Pemberian kewenangan yang besar kepada daerah telah berdampak pada besarnya dana yang disalurkan ke daerah. Sebagai gambaran, jika pada tahun 2001 ketika kebijakan desentralisasi pertama kali diimplementasikan, jumlah dana transfer yang disalurkan ke daerah masih sebesar Rp82 triliun, maka pada tahun 2015 ini, jumlah dana transfer ke daerah, dengan ditambahkannya dana desa, telah meningkat mencapai Rp664,5 triliun meningkat sebesar 710,36%, atau mencapai 33,5% dari total belanja APBN-P 2015.

Peraturan Pemerintah Pendukung

            Firman GS di antaranya memaparkan tentang dasar hukum kebijakan dana desa yang meliputiUU Nomor 6 Tahun 2014 tentang Desa; PP. No. 43/2014 tentang Peraturan Pelaksanaan Undang-Undang No.6 Tahun 2014 tentang Desa; PP. No.60/2014 tentang Dana Desa yang bersumber dari APBN;Permendagri No. 113 Tahun 2014 tentang Pengelolaan Keuangan desa; serta Permendagri No.114 tahun 2014 tentang Pedoman Pembangunan Desa.

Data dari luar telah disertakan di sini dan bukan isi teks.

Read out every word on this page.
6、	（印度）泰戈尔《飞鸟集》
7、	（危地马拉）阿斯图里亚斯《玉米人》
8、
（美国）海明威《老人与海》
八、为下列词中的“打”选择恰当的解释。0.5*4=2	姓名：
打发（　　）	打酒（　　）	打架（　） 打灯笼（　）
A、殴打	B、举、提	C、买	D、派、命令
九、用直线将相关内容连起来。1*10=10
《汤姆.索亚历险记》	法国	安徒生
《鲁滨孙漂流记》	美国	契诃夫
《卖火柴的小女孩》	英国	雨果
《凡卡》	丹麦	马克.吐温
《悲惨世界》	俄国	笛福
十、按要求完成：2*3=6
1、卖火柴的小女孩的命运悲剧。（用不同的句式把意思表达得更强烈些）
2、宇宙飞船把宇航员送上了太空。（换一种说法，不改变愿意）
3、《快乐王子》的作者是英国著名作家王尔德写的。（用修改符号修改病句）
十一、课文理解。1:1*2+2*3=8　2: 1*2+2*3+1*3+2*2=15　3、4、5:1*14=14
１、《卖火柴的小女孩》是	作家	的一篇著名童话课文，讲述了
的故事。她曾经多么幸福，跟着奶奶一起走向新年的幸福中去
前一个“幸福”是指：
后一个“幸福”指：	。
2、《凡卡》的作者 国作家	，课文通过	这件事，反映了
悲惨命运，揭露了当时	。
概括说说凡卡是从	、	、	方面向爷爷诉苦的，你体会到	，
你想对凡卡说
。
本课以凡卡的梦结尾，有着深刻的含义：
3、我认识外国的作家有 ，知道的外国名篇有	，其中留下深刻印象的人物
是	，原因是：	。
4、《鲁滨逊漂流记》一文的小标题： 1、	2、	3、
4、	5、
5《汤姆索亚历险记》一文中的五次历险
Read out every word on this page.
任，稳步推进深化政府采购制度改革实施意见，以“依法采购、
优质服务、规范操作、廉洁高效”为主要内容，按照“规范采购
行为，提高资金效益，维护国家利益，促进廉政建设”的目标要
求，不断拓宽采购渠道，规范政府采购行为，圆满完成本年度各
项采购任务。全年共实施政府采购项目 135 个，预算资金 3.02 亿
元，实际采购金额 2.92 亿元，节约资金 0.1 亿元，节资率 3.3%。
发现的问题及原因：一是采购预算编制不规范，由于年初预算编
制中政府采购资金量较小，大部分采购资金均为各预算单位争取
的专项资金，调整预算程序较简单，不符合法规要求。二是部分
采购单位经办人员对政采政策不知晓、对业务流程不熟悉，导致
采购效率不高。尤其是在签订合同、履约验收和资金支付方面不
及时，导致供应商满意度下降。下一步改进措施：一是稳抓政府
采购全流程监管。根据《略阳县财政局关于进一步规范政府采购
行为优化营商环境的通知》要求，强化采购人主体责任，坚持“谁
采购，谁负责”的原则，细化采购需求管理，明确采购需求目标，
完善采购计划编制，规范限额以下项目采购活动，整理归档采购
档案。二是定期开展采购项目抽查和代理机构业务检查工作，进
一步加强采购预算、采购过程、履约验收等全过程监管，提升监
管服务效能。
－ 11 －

Sebagai pelaksanaan dari UU Nomor 6 Tahun 2014, telah diterbitkan Peraturan Pemerintah (PP), yaitu PP Nomor 43 Tahun 2014 tentang Pelaksanaan UU Nomor 6 Tahun 2014. PP 43 Tahun 2014 mengatur seluruh aspek Desa, mulai dari penataan desa, kewenangan desa, pemerintahan desa, tata cara penyusunan peraturan desa, keuangan dan kekayaan desa, pembangunan desa/perdesaan, BUMDesa, kerjasama antar desa, lembaga kemasyarakatan/ adat desa, sampai pembinaan dan pengawasan desa. Pelaksanaan lebih lanjut dari PP 43 Tahun 2014 telah diterbitkan beberapa Peraturan Menteri Dalam Negeri dan Peraturan Menteri Desa, Pembangunan Daerah Tertinggal dan Transmigrasi.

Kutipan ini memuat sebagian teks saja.